The next part is to print out the result after applying all folds. This should result into a series of upper case letters, which is the answer to the second part of the challenge.

#### Writing the logic

Now, since we only have a list of marked coordinates, this will take a bit more computational power.

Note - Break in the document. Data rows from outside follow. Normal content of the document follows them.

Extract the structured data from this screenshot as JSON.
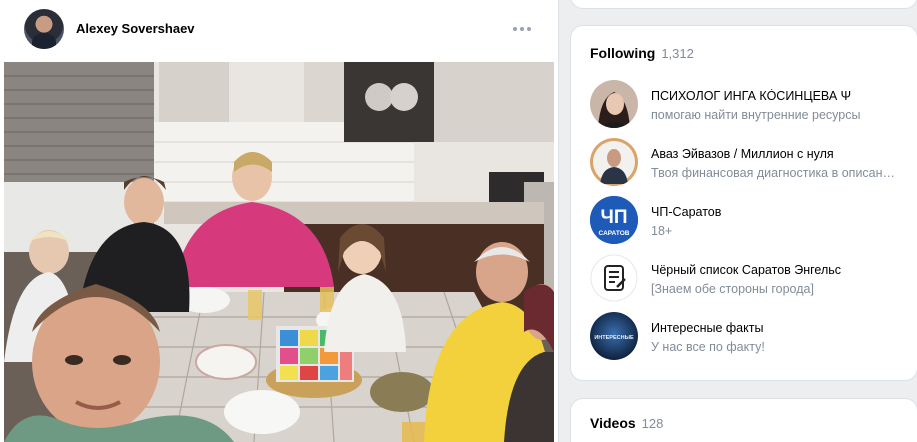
{
  "post": {
    "author": "Alexey Sovershaev",
    "more_icon": "more-horizontal-icon",
    "photo_description_icon": "family-photo"
  },
  "sidebar": {
    "following": {
      "title": "Following",
      "count": "1,312",
      "items": [
        {
          "name": "ПСИХОЛОГ ИНГА КО́СИНЦЕВА Ψ",
          "desc": "помогаю найти внутренние ресурсы"
        },
        {
          "name": "Аваз Эйвазов / Миллион с нуля",
          "desc": "Твоя финансовая диагностика в описании"
        },
        {
          "name": "ЧП-Саратов",
          "desc": "18+",
          "avatar_text": "ЧП",
          "avatar_sub": "САРАТОВ"
        },
        {
          "name": "Чёрный список Саратов Энгельс",
          "desc": "[Знаем обе стороны города]"
        },
        {
          "name": "Интересные факты",
          "desc": "У нас все по факту!",
          "avatar_text": "ИНТЕРЕСНЫЕ"
        }
      ]
    },
    "videos": {
      "title": "Videos",
      "count": "128"
    }
  },
  "colors": {
    "page_bg": "#edeef0",
    "card_bg": "#ffffff",
    "secondary_text": "#818c99",
    "brand_blue": "#1e5bb8"
  }
}
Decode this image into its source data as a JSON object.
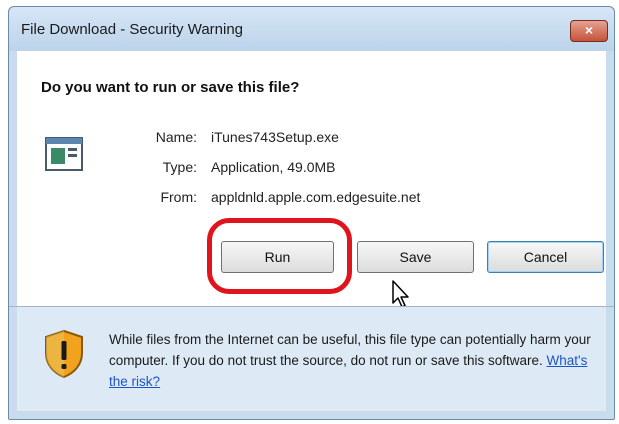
{
  "window": {
    "title": "File Download - Security Warning",
    "close_label": "×"
  },
  "dialog": {
    "question": "Do you want to run or save this file?",
    "file_icon": "application-icon",
    "fields": {
      "name_label": "Name:",
      "name_value": "iTunes743Setup.exe",
      "type_label": "Type:",
      "type_value": "Application, 49.0MB",
      "from_label": "From:",
      "from_value": "appldnld.apple.com.edgesuite.net"
    },
    "buttons": {
      "run": "Run",
      "save": "Save",
      "cancel": "Cancel"
    }
  },
  "annotation": {
    "highlight": "red-circle-around-run",
    "color": "#e0141e"
  },
  "footer": {
    "icon": "shield-warning-icon",
    "warning_text": "While files from the Internet can be useful, this file type can potentially harm your computer. If you do not trust the source, do not run or save this software.",
    "link_text": "What's the risk?"
  },
  "colors": {
    "frame": "#c9dcee",
    "footer_bg": "#dde9f5",
    "link": "#1b56c4"
  }
}
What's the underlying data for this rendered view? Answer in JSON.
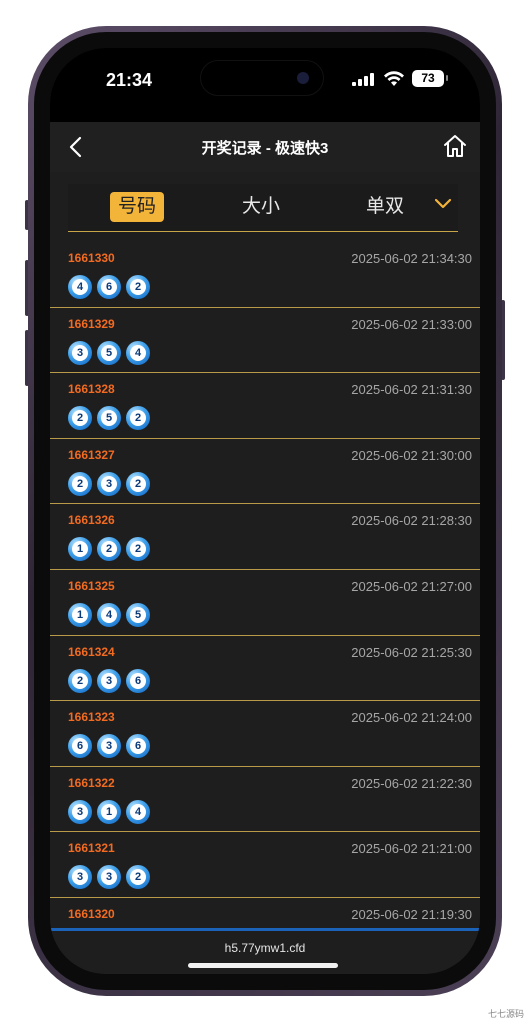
{
  "status": {
    "time": "21:34",
    "battery": "73"
  },
  "nav": {
    "title": "开奖记录 - 极速快3"
  },
  "tabs": [
    {
      "label": "号码",
      "active": true
    },
    {
      "label": "大小",
      "active": false
    },
    {
      "label": "单双",
      "active": false
    }
  ],
  "records": [
    {
      "issue": "1661330",
      "time": "2025-06-02 21:34:30",
      "balls": [
        "4",
        "6",
        "2"
      ]
    },
    {
      "issue": "1661329",
      "time": "2025-06-02 21:33:00",
      "balls": [
        "3",
        "5",
        "4"
      ]
    },
    {
      "issue": "1661328",
      "time": "2025-06-02 21:31:30",
      "balls": [
        "2",
        "5",
        "2"
      ]
    },
    {
      "issue": "1661327",
      "time": "2025-06-02 21:30:00",
      "balls": [
        "2",
        "3",
        "2"
      ]
    },
    {
      "issue": "1661326",
      "time": "2025-06-02 21:28:30",
      "balls": [
        "1",
        "2",
        "2"
      ]
    },
    {
      "issue": "1661325",
      "time": "2025-06-02 21:27:00",
      "balls": [
        "1",
        "4",
        "5"
      ]
    },
    {
      "issue": "1661324",
      "time": "2025-06-02 21:25:30",
      "balls": [
        "2",
        "3",
        "6"
      ]
    },
    {
      "issue": "1661323",
      "time": "2025-06-02 21:24:00",
      "balls": [
        "6",
        "3",
        "6"
      ]
    },
    {
      "issue": "1661322",
      "time": "2025-06-02 21:22:30",
      "balls": [
        "3",
        "1",
        "4"
      ]
    },
    {
      "issue": "1661321",
      "time": "2025-06-02 21:21:00",
      "balls": [
        "3",
        "3",
        "2"
      ]
    },
    {
      "issue": "1661320",
      "time": "2025-06-02 21:19:30",
      "balls": [
        "",
        "",
        ""
      ]
    }
  ],
  "bottom": {
    "url": "h5.77ymw1.cfd"
  },
  "watermark": "七七源码",
  "colors": {
    "accent": "#f3b43a",
    "issue": "#f26b21",
    "divider": "#c9a54a",
    "bottom_line": "#1a63b8"
  }
}
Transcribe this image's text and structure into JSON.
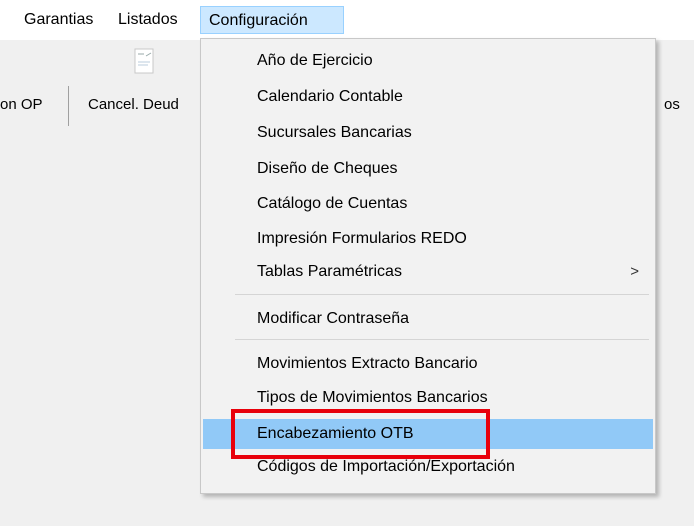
{
  "menubar": {
    "items": [
      {
        "label": "Garantias"
      },
      {
        "label": "Listados"
      },
      {
        "label": "Configuración"
      }
    ]
  },
  "toolbar": {
    "items": [
      {
        "label": "on OP"
      },
      {
        "label": "Cancel. Deud"
      },
      {
        "label": "os"
      }
    ],
    "icon": "document-icon"
  },
  "dropdown": {
    "items": [
      {
        "label": "Año de Ejercicio"
      },
      {
        "label": "Calendario Contable"
      },
      {
        "label": "Sucursales Bancarias"
      },
      {
        "label": "Diseño de Cheques"
      },
      {
        "label": "Catálogo de Cuentas"
      },
      {
        "label": "Impresión Formularios REDO"
      },
      {
        "label": "Tablas Paramétricas",
        "submenu_arrow": ">"
      },
      {
        "label": "Modificar Contraseña"
      },
      {
        "label": "Movimientos Extracto Bancario"
      },
      {
        "label": "Tipos de Movimientos Bancarios"
      },
      {
        "label": "Encabezamiento OTB"
      },
      {
        "label": "Códigos de Importación/Exportación"
      }
    ]
  },
  "colors": {
    "highlight": "#91c9f7",
    "annotation_box": "#e8000b",
    "active_menu": "#cce8ff"
  }
}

First of all, we have to determine what the width and height of our paper will be. The way we calculate this is by calculating the highest X and Y coordinate, and incrementing those by one:

```
public int calculateWidth() {
return marks
.stream()
.mapToInt(Coordinate::getX)
.max()
.orElse(0) + 1;
}
public int calculateHeight() {
return marks
.stream()
.mapToInt(Coordinate::getY)
.max()
.orElse(0) + 1;
}
```

After that, we can print it by creating a list of all possible coordinates within that area, and checking whether they’re within the `marks`

.
If they are, then we print a hashtag, if not, we print a space.

The method I wrote is the following:

```
public void print() {
int width = calculateWidth();
int height = calculateHeight();
IntStream
.range(0, height)
.mapToObj(y -> IntStream
.range(0, width)
.mapToObj(x -> new Coordinate(x, y))
.map(coordinate -> marks.contains(coordinate) ? "#" : " ")
.collect(Collectors.joining()))
.forEach(System.out::println);
}
```

#### Testing it out

Writing a test for this is a bit more difficult. In stead of writing a test that interpretes the printed output, I decided to just print it during the test, and write an assertion based on the expected amount of marks. This is similar to part one, except that we now have to apply all folds in stead of a single one.

The way I implemented this is by using the `reduce()`

operator:

```
@ParameterizedTest
@CsvSource({
"/day13_part1_sample.txt,16",
"/day13_part1_full.txt,0"
})
public void partTwo(String fileLocation, int expectedOutput) throws URISyntaxException, IOException {
List<String> lines = readLines(fileLocation);
List<List<String>> parts = splitLinesByEmptyLine(lines);
List<String> paperMarkCoordinates = parts.get(0);
List<String> foldInstructions = parts.get(1);
TransparentPaper result = foldInstructions
.stream()
.map(FoldInstruction::fromLine)
.reduce(TransparentPaper.fromLines(paperMarkCoordinates), TransparentPaper::fold, unsupported());
result.print();
assertThat(result.calculateMarkCount()).isEqualTo(expectedOutput);
}
```

The `reduce()`

stream operator allows you to start from a specific point (the initial paper) and apply multiple small increments to it (each fold) to return a single result.
However, since streams can be run in parallel, you also need to provide a third argument, which is a way to combine multiple partial results (partial `TransparentPaper`

s) together.

Since this increases the complexity, I decided to not use parallel streams and just throw an exception when the combiner is called.
Once the final `TransparentPaper`

is generated, I print it, and then call `calculateMarkCount()`

to assert whether the mark count matches the expected amount.

From the given sample, I manually counted the amount of marks that are left in the final folded paper, which is 16.

### Conclusion

Personally, this was the hardest challenge for me so far this year. As usual, the full code can be found on GitHub.